L'ascension et la chute (très rapides) de la plus grande licorne de 2020

Le conte de fées éphémère de la licorne Quibi a capté notre attention dès le début. Annoncé comme « Big Stories, Big Screen », Quibi était sur le point de conquérir l’industrie du divertissement en 2020. Créé sur le principe que les humains ont une capacité d’attention limitée et un désir insatiable de consommer du contenu, Quibi (abréviation de Quick Bites) s’est attaché à construire un modèle qui répondrait aux besoins de la génération Z, qui manque de temps et qui est un consommateur avide de contenu vidéo de courte durée, qui s’inspire des influenceurs sociaux et qui aime se divertir. La proposition de valeur consistait à proposer des chapitres de 10 minutes de contenu de qualité supérieure formatés pour s’adapter à l’écran d’un smartphone. Qu’est-ce qui pourrait mal se passer ?


Grands noms | Beaucoup d'argent

Fruit de l'imagination de Jeffrey Katzenberg, cofondateur de DreamWorks et ancien directeur général d'eBay et de Hewlett Packard, Meg Whitman, Quibi était l'enfant chéri des aficionados d'Hollywood et des géants de la technologie de la Silicon Valley - une combinaison parfaite pour les start-up.


La réputation et la confiance du duo ont attiré plus de 1,7 milliard de dollars d'investisseurs, dont Disney, 21st Century Fox, NBCUniversal, Sony Pictures, Viacom et Alibaba, dont beaucoup développaient déjà leurs propres services de streaming. « Ce que Google est à la recherche, Quibi le sera à la vidéo de courte durée », s'est vanté Katzenberg. Pourtant, moins de six mois après son lancement, Quibi a fermé ses portes, s'engageant à restituer tout l'argent qui resterait à ses investisseurs.

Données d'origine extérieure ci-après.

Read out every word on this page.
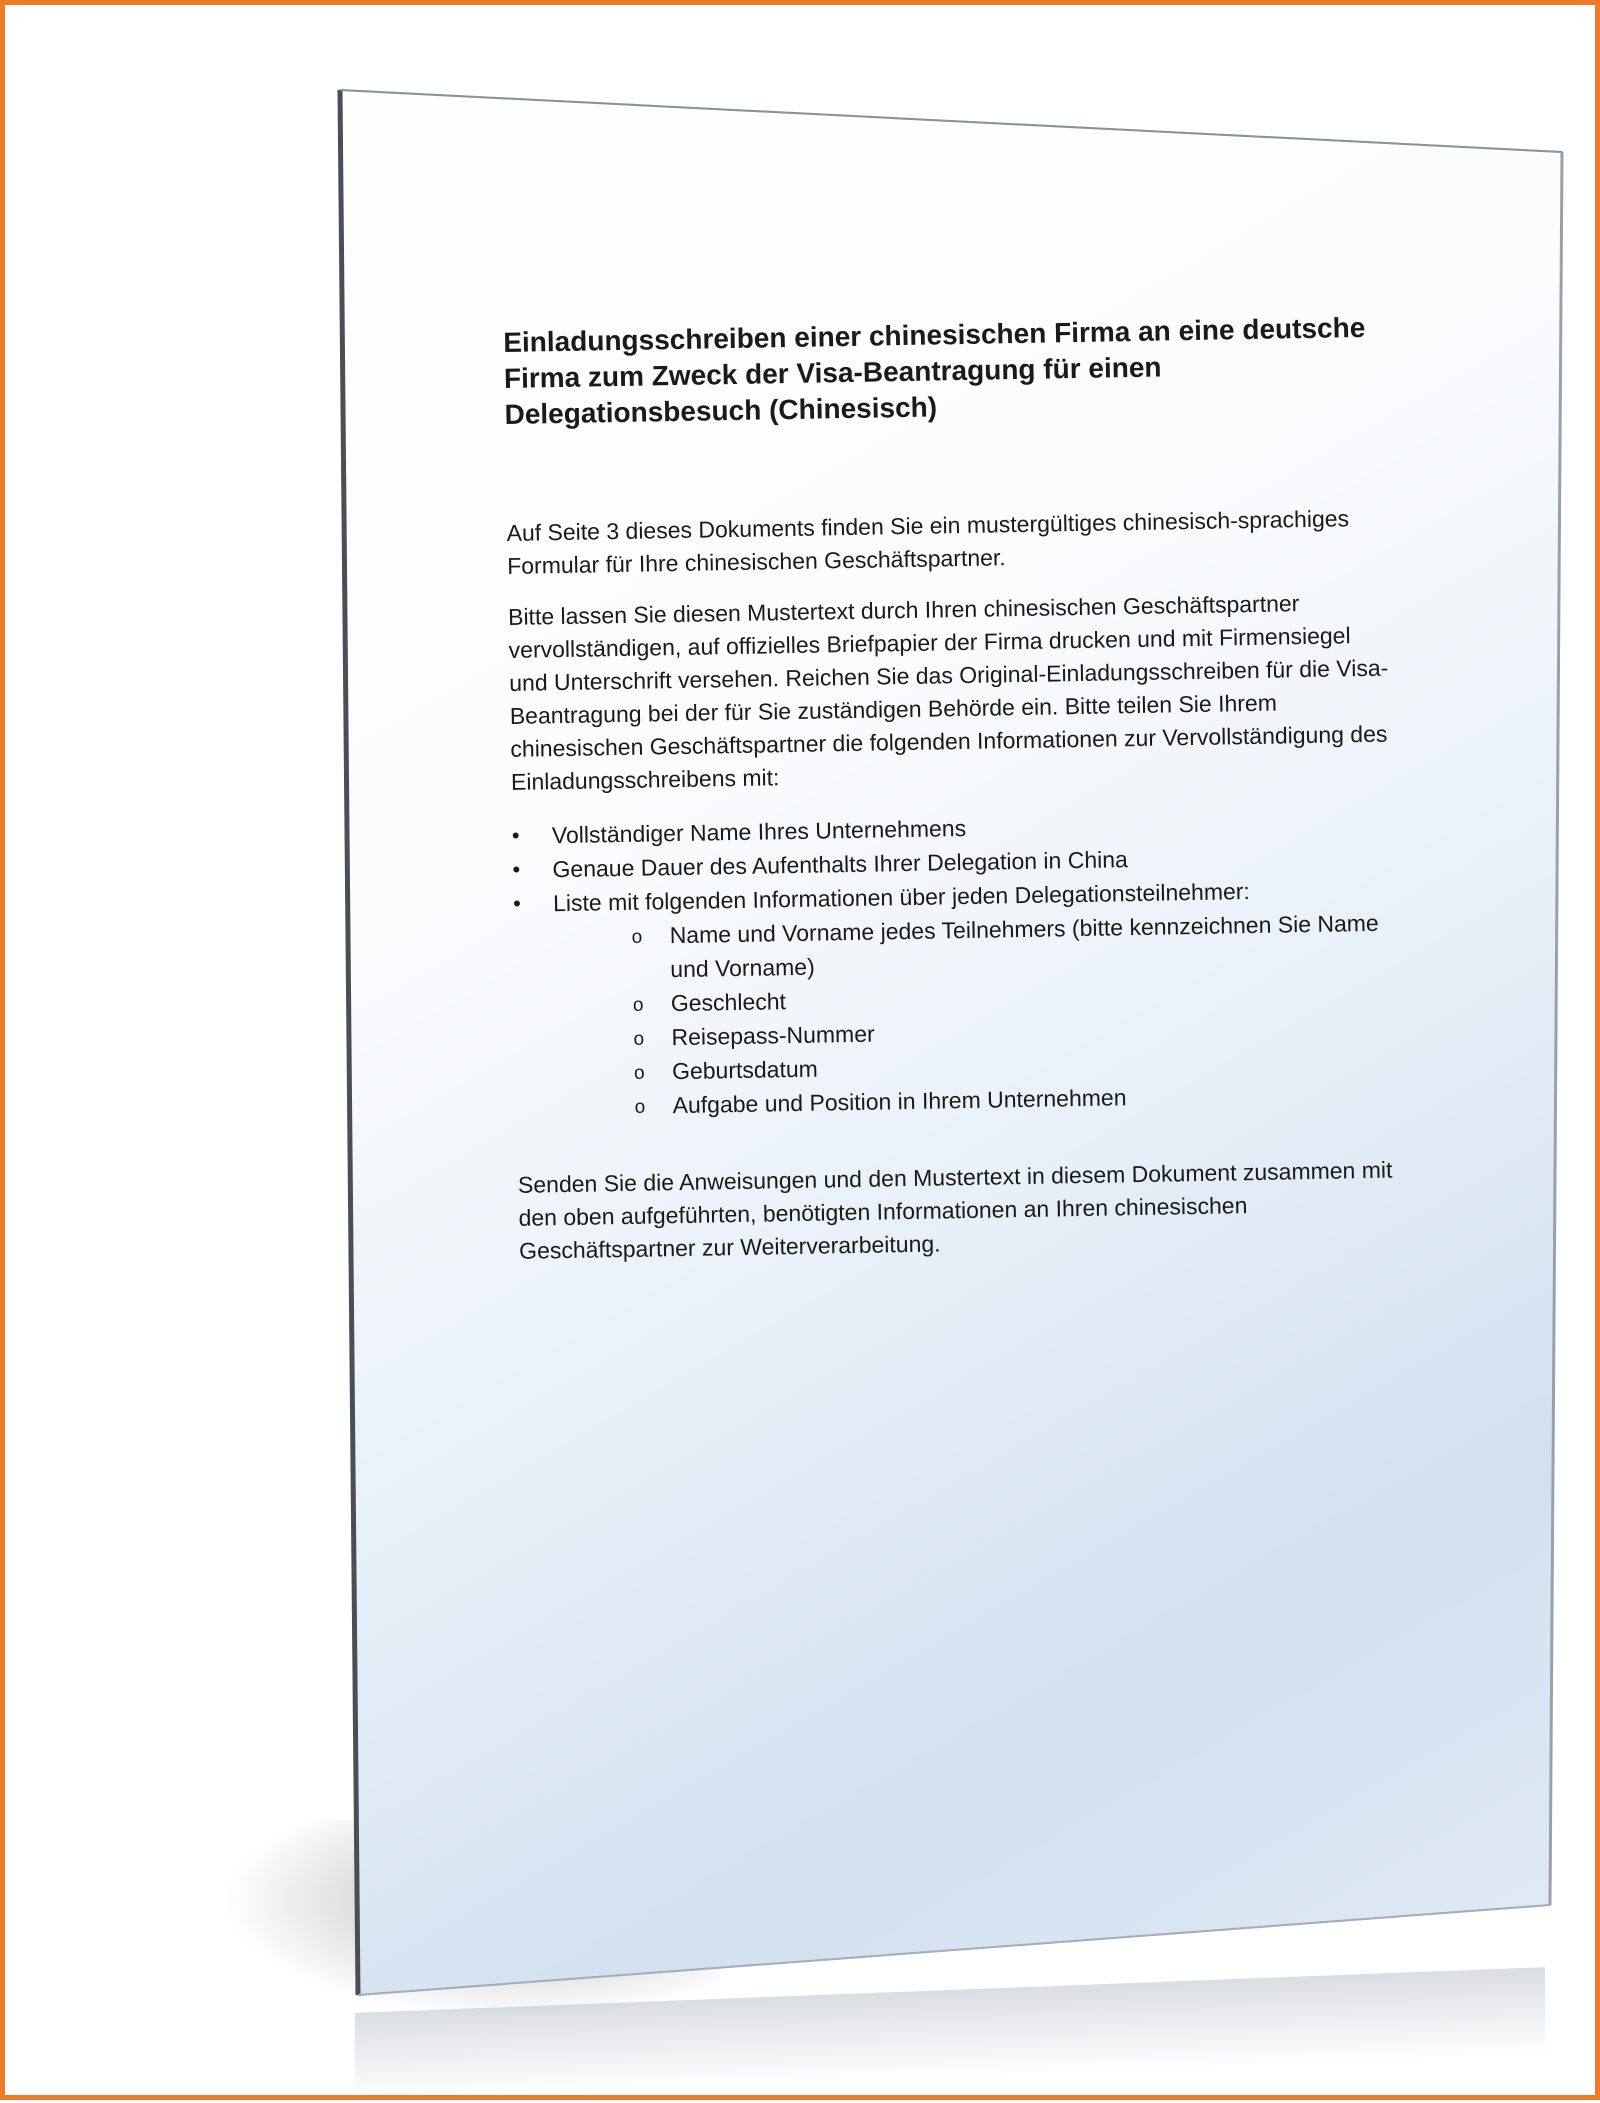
Einladungsschreiben einer chinesischen Firma an eine deutsche Firma zum Zweck der Visa-Beantragung für einen Delegationsbesuch (Chinesisch)

Auf Seite 3 dieses Dokuments finden Sie ein mustergültiges chinesisch-sprachiges Formular für Ihre chinesischen Geschäftspartner.

Bitte lassen Sie diesen Mustertext durch Ihren chinesischen Geschäftspartner vervollständigen, auf offizielles Briefpapier der Firma drucken und mit Firmensiegel und Unterschrift versehen. Reichen Sie das Original-Einladungsschreiben für die Visa-Beantragung bei der für Sie zuständigen Behörde ein. Bitte teilen Sie Ihrem chinesischen Geschäftspartner die folgenden Informationen zur Vervollständigung des Einladungsschreibens mit:

• Vollständiger Name Ihres Unternehmens
• Genaue Dauer des Aufenthalts Ihrer Delegation in China
• Liste mit folgenden Informationen über jeden Delegationsteilnehmer:
o Name und Vorname jedes Teilnehmers (bitte kennzeichnen Sie Name und Vorname)
o Geschlecht
o Reisepass-Nummer
o Geburtsdatum
o Aufgabe und Position in Ihrem Unternehmen

Senden Sie die Anweisungen und den Mustertext in diesem Dokument zusammen mit den oben aufgeführten, benötigten Informationen an Ihren chinesischen Geschäftspartner zur Weiterverarbeitung.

Alors, que s’est-il passé ? En mai 2020, un mois seulement après le lancement, Katzenberg a déclaré au New York Times que la pandémie était à l’origine de « tout ce qui s’était mal passé ». En revanche, le streaming sur d’autres grandes plateformes a grimpé en flèche, les gens recherchant des divertissements à domicile.


Des mois plus tard, après réflexion, Katzenberg a déclaré à CNBC qu'ils avaient mal évalué l'adéquation produit-marché.


Qui était le client ?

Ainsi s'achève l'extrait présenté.